Plusieurs procédures ont opposé Monsieur Y B-X au syndicat des copropriétaires du PATIO DE CLUNY relativement au paiement des charges de copropriété :
- par décision du tribunal de grande instance de Fort-de-France du 15 février 2011, Monsieur Y B-X a été condamné à payer au syndicat des copropriétaires les sommes de 5.791,76 euros au titre des charges de copropriété non réglées au 9 septembre 2010'
- par arrêt de la cour d’appel de Fort-de-France du 15 décembre 2015, il a été condamné à payer au syndicat des copropriétaires les sommes de 3.551,73 euros au titre des charges de copropriété non réglées pour la période du 2 septembre 2010 au quatrième trimestre 2013.

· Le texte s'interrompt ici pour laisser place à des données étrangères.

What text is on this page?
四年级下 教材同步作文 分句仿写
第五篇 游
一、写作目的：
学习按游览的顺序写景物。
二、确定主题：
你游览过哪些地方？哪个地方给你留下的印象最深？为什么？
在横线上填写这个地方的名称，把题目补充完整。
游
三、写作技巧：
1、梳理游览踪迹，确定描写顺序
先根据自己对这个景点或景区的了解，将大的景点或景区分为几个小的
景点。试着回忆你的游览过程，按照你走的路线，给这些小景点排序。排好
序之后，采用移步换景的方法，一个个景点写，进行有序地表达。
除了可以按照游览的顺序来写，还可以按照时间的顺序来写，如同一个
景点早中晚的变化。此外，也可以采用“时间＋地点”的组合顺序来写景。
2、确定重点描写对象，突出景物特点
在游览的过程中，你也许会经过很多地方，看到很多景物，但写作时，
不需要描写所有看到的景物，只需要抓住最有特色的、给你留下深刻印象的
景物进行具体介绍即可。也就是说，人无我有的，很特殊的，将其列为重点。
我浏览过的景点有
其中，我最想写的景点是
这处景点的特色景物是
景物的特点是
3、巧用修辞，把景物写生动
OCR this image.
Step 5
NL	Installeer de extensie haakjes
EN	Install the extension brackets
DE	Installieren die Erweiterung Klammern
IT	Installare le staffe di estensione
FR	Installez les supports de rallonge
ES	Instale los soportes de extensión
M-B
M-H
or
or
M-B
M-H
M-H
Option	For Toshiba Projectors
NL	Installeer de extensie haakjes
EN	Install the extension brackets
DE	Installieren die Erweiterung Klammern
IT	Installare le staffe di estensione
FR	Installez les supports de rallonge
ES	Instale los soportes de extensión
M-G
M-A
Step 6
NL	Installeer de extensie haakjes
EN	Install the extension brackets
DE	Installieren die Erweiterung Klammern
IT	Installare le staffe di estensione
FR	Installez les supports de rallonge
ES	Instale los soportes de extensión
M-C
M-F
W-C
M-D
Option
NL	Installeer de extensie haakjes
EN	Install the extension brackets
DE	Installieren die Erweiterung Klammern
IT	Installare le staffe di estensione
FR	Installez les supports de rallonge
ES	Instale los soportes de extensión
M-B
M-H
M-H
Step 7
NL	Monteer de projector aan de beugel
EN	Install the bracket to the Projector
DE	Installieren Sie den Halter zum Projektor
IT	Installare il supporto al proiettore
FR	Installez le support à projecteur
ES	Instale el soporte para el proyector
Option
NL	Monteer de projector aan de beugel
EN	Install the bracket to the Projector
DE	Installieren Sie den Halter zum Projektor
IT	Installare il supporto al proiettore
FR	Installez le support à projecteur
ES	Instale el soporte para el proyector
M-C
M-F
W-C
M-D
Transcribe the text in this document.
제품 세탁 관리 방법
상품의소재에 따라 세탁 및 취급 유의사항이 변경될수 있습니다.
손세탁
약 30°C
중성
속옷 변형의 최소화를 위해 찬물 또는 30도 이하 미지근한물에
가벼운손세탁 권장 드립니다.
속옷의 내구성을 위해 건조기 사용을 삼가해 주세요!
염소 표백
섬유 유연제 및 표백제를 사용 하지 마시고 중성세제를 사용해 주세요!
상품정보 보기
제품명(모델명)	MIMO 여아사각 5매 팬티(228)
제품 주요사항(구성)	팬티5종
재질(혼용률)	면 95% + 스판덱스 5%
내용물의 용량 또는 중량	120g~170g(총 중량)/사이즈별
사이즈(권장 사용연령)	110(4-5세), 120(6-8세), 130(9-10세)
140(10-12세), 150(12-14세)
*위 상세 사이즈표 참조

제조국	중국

Par courrier recommandé avec accusé de réception adressé le 24 novembre 2016, Monsieur Y B-X a été mis en demeure par le syndicat des copropriétaires du PATIO DE CLUNY de publier son titre de propriété.
Cette mise en demeure est restée vaine.
Par ordonnance réputée contradictoire en date du 27 janvier 2017, le juge des référés du tribunal de grande instance de Fort-de-France a fait injonction à Monsieur Y B-X d’avoir à publier son titre de propriété sous astreinte de 300 euros par jour de retard, passé un délai de 15 jours courant à compter de la signification de la décision.
Par ordonnance du 15 septembre 2017, le juge des référés a désigné la SELARL BAULAND CARBONI & MARTINEZ en qualité de mandataire successoral à l’effet d’administrer provisoirement la succession de Madame C B-X et dit que la mission du mandataire successoral prendra fin à la publication des attestations immobilières permettant l’inscription des biens immobiliers dépendant de la succession au nom de l’héritier de la défunte.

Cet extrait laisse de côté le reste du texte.